Ele deu a ela o que o sol gira em torno e o que Geb e Nut cercam.

~ Fragmento de “Expedição de Punt da Faraó Hatshepsut”

Meses se passaram e, entre cerimônias e mais cerimônias, as várias etapas da coroação aconteciam, até que chegou a última cerimônia que separava Hatshepsut do trono de faraó. Dentre sumo-sacerdotes, grandes generais, nobres e o que restava de sua própria família, Hatshepsut andava pelo salão principal do palácio. Seu vestido, do mais puro branco, se arrastava pelo chão e era um belo contraste com as enormes pilastras e paredes ricamente decoradas com todas as cores possíveis.

Na longa caminhada entre a altíssima porta de entrada e o trono banhado em ouro, Hatshepsut sentia-se mais orgulhosa do que nervosa. Contudo, não conseguia ouvir os cochichos que começaram a surgir na multidão questionando se aquilo era mesmo a coroação de um faraó ou só uma cerimônia mais elaborada para uma rainha. Hatshepsut podia se declarar faraó, mas era difícil ver um faraó ali nas roupas elegantes de mulher, nos cabelos longos trançados delicadamente em dezenas de finas tranças e enfeitados com acessórios femininos de ouro, no rosto feminino e nos seios emoldurados pelo vestido de linho de alta qualidade.

De longe, Senenmut admirava maravilhado a beleza daquela mulher que exalava poder e inteligência, mas era difícil ignorar os cochichos que ouvia perto de si. O arquiteto, por vezes, encarava irritado particularmente dois homens barrigudos que riam baixinho entre si enquanto questionavam como Hatshepsut faria as cerimônias do festival anual de Min, que envolviam o faraó se masturbar nas margens do Nilo.

O cheiro doce do incenso chegava no nariz de Hatshepsut e as pessoas se ajoelharam e se curvaram até o chão quando ela passava. Ela não podia ouvir os cochichos sobre si, o que com certeza era melhor no momento, mas sentia as dezenas de presenças ilustres divinas que se espalhavam, invisíveis, em vários pontos do salão para acompanhar o momento que ela tanto esperava. Mas, mesmo com a presença dos deuses de verdade, ao redor do trono ainda estavam um sumo-sacerdote e uma sumo-sacerdotisa, prontos para recebê-la.

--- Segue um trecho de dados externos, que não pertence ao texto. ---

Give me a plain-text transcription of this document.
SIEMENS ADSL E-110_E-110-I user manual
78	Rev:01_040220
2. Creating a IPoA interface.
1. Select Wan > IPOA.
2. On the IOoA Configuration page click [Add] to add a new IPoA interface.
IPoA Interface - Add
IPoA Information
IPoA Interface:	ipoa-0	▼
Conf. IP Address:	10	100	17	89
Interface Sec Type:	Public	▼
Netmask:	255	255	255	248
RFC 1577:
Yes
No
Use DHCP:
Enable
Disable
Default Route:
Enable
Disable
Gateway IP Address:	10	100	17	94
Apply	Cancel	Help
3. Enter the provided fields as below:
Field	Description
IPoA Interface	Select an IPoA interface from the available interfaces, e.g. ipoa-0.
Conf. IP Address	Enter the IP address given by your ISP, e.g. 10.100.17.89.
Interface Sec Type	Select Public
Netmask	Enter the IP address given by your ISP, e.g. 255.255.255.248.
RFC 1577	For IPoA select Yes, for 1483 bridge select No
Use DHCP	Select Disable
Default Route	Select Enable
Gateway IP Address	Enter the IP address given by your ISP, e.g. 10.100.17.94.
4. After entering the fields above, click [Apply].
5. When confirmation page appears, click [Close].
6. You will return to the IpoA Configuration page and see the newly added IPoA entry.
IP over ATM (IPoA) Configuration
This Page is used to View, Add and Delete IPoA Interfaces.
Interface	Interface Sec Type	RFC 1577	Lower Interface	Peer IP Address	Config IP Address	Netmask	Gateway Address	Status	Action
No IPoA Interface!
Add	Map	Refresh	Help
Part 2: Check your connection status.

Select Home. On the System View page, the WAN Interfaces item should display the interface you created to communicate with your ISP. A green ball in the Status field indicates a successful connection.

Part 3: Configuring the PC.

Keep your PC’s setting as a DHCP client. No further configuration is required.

Hatshepsut chegou diante de seu trono dourado e então se virou para ver a multidão reverenciando-a, em completo silêncio, ajoelhados e curvados com os braços estendidos, até os rostos quase tocarem o chão. Os sacerdotes apenas se ajoelharam e fitaram o chão em humildade enquanto, cada um, segurava nas mãos um símbolo e estendia alto na direção de Hatshepsut. O sumo-sacerdote se ergueu e então se ajoelhou novamente mas, dessa vez, exatamente na frente da rainha ao invés de ao lado.

— Hórus, filho de Ísis, venho a ti. — disse o homem estendendo na direção de Hatshepsut um pequeno cajado de bronze coberto, com a ponta encurvada como um círculo que quase se fechava e faixas alternadas de vidro azul, obsidiana e ouro — Apresento o cajado do grande Lorde Osíris, Senhor da eternidade, cujos nomes são múltiplos, cujas formas são sagradas, diante da filha de Rá, Hórus Dourada.

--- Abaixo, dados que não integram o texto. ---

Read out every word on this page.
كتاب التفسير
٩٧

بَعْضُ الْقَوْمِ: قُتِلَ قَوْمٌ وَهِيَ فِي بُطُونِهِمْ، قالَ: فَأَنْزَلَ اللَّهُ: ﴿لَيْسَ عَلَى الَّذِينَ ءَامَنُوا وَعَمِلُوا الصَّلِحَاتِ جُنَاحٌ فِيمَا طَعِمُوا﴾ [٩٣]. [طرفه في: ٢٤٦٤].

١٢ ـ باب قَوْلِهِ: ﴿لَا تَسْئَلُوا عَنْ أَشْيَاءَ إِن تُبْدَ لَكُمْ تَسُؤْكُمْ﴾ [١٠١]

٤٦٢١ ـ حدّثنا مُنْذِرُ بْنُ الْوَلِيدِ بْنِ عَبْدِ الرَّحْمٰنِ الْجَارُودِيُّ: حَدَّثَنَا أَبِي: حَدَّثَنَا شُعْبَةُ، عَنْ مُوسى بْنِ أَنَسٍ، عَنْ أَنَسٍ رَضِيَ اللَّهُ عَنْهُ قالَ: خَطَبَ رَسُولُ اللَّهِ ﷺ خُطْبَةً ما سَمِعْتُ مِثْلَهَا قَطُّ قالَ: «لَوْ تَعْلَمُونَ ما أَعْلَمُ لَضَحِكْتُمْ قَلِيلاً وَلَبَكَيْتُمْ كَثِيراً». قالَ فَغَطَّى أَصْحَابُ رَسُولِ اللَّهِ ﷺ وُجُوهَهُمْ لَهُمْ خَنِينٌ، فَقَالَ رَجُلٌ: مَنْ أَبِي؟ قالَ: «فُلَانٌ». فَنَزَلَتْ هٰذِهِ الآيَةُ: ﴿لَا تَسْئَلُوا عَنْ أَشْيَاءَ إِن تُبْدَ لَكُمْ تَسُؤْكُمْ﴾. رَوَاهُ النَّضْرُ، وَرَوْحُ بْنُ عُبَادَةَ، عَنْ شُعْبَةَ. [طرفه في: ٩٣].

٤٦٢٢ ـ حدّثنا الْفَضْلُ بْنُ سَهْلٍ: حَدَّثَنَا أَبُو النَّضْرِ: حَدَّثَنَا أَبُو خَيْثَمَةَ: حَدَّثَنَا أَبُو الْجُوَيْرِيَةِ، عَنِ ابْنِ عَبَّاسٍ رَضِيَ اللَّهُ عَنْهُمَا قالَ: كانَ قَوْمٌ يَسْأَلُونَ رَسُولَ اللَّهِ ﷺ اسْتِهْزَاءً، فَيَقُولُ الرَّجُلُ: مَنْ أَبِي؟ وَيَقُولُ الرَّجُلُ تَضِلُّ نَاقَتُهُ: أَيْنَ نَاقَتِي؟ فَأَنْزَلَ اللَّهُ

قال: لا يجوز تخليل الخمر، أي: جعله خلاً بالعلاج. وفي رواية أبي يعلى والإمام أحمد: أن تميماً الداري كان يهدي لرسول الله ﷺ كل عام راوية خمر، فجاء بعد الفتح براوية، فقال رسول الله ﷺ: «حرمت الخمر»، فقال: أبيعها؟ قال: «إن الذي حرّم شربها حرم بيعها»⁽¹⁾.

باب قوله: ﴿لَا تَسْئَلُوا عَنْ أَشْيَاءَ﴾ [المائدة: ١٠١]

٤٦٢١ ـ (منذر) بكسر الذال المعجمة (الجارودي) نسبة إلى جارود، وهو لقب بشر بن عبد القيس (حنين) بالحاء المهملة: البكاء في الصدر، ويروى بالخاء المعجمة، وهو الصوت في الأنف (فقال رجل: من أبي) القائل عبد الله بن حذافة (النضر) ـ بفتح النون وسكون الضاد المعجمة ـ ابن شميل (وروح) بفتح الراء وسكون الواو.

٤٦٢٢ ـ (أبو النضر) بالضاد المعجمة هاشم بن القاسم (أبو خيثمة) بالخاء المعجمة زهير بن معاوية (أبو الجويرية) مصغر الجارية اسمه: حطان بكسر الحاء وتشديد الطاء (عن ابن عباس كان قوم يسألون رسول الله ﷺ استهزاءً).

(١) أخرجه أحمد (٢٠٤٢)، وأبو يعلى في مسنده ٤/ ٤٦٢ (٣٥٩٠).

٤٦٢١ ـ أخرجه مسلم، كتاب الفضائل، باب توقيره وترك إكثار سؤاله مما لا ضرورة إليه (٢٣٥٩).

Em seguida, Hatshepsut pegou o cajado delicadamente com sua mão sentindo-se até ficar arrepiada ao tocar no bronze do cajado. Ela levou o cajado para perto do seu peito enquanto o sumo-sacerdote voltava a ficar ao seu lado e seu lugar era substituído pela sumo-sacerdotiza que fez o mesmo que o colega. A diferença, no entanto, foi que a mulher exibiu para a soberana um mangual, uma haste de bronze do mesmo tamanho e cores do cajado, só que, na ponta, estavam presas dezenas de contas de ouro.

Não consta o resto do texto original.